Peter Thiel is wrong about technological advance here

It’s a common complaint but an incorrect one:

For example, Thiel points out, air travel has hardly improved in decades. In fact, with the demise of Concorde, we now have less access to high-speed air travel than we did 30 years ago.

That is to assume that the only possible improvement to air travel is greater speed. As if the only possible improvement from the agricultural revolution were more turnips. Or the computing revolution meant faster calculators.

Items - goods, services - can improve by many metrics. Along different spectrums if we like. Which they often do in fact. They get to “good enough” along one direction, toward one end of a spectrum, then stagnate in that direction. Cars, say. The first few decades increased speed - safe speed that is - as something that was developed as being able to cruise at 70 mph, or 80, was a great improvement over doing so at 20. But the improvement from 80 to 130 - say - was of must less value. Partly because of the reaction times of the wetware controlling it but also because most to many of the things we might want to use a car for can be done at 70 or 80 and 130 doesn’t add much value. Cars are much safer than they used to be, much more reliable, vastly cheaper for the level of performance than they used to be. All of which are technological improvements. Anyone claiming that car technology hasn’t improved in the last 50 years would be laughed at as a ludicrously ill-informed rube.
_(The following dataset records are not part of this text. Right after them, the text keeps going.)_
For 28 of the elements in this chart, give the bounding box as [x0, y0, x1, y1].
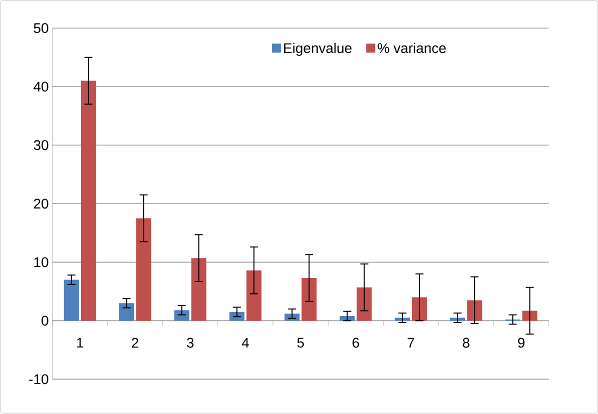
y-tick-label: 40 — [34, 82, 48, 92]
x-tick-label: 6 — [352, 338, 360, 348]
y-tick-label: 30 — [34, 140, 48, 150]
bar — [246, 270, 262, 321]
x-tick-label: 1 — [77, 338, 84, 348]
y-tick-label: 50 — [34, 23, 48, 34]
x-tick-label: 3 — [186, 338, 194, 348]
bar — [80, 81, 96, 321]
bar — [191, 258, 206, 321]
bar — [136, 218, 152, 321]
x-tick-label: 4 — [242, 338, 249, 348]
bar — [522, 310, 538, 321]
x-tick-label: 7 — [408, 338, 414, 348]
x-tick-label: 9 — [518, 338, 524, 348]
x-tick-label: 2 — [132, 338, 138, 348]
bar — [119, 303, 134, 321]
y-tick-label: 20 — [34, 198, 48, 209]
y-tick-label: 0 — [42, 316, 48, 326]
bar — [467, 300, 482, 321]
x-tick-label: 5 — [297, 338, 304, 348]
bar — [64, 280, 79, 321]
legend-label: % variance — [378, 43, 446, 54]
y-tick-label: -10 — [29, 374, 48, 384]
y-tick-label: 10 — [34, 257, 48, 268]
bar — [174, 310, 190, 321]
bar — [229, 312, 244, 321]
x-tick-label: 8 — [462, 338, 470, 348]
legend-label: Eigenvalue — [284, 43, 352, 56]
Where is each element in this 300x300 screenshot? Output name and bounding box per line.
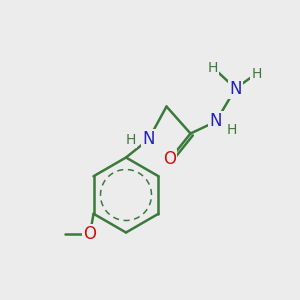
Text: H: H (208, 61, 218, 74)
Text: N: N (229, 80, 242, 98)
Text: O: O (83, 225, 97, 243)
Text: H: H (226, 123, 237, 137)
Text: H: H (126, 133, 136, 146)
Text: O: O (163, 150, 176, 168)
Text: N: N (142, 130, 155, 148)
Text: N: N (210, 112, 222, 130)
Text: H: H (251, 67, 262, 80)
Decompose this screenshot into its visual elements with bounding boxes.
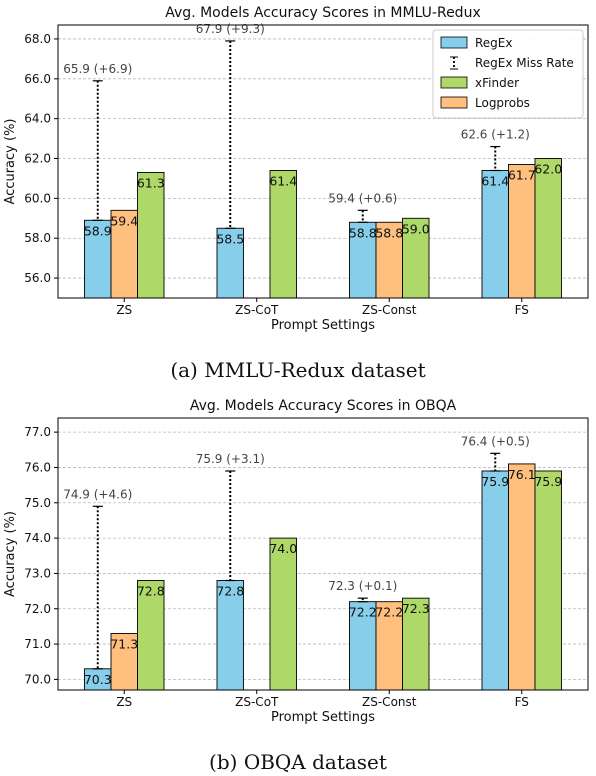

Airplanes have hugely advanced in that same past 50 years. Not in speed, true - 520 mph seems to be good enough for many uses - but ‘planes are very much safer than they used to be. Less noisy too. Also, the use of a ‘plane is hugely, vastly, cheaper. Roughly, you understand, just roughly, a trip from Britain to Europe, 50 years ago, cost about a week’s wages. Today it can usually be done for a day’s. And that’s not because wages have risen that much.

To claim that’s not technological advance is, well, rube-ish.

Of course, this becomes important when we consider train travel. Sure, the average speed hasn’t increased in 50 years. This does not mean we require high speed trains. We’ve developed the internet that works on trains now, so time spent on one is not time that is subtracted from working hours. That’s what kills the HS2 cost benefit analysis as it was originally done. And really, anyone want to claim that adding the internet to trains is not a technological advance? As, you know, has also recently been done to ‘planes?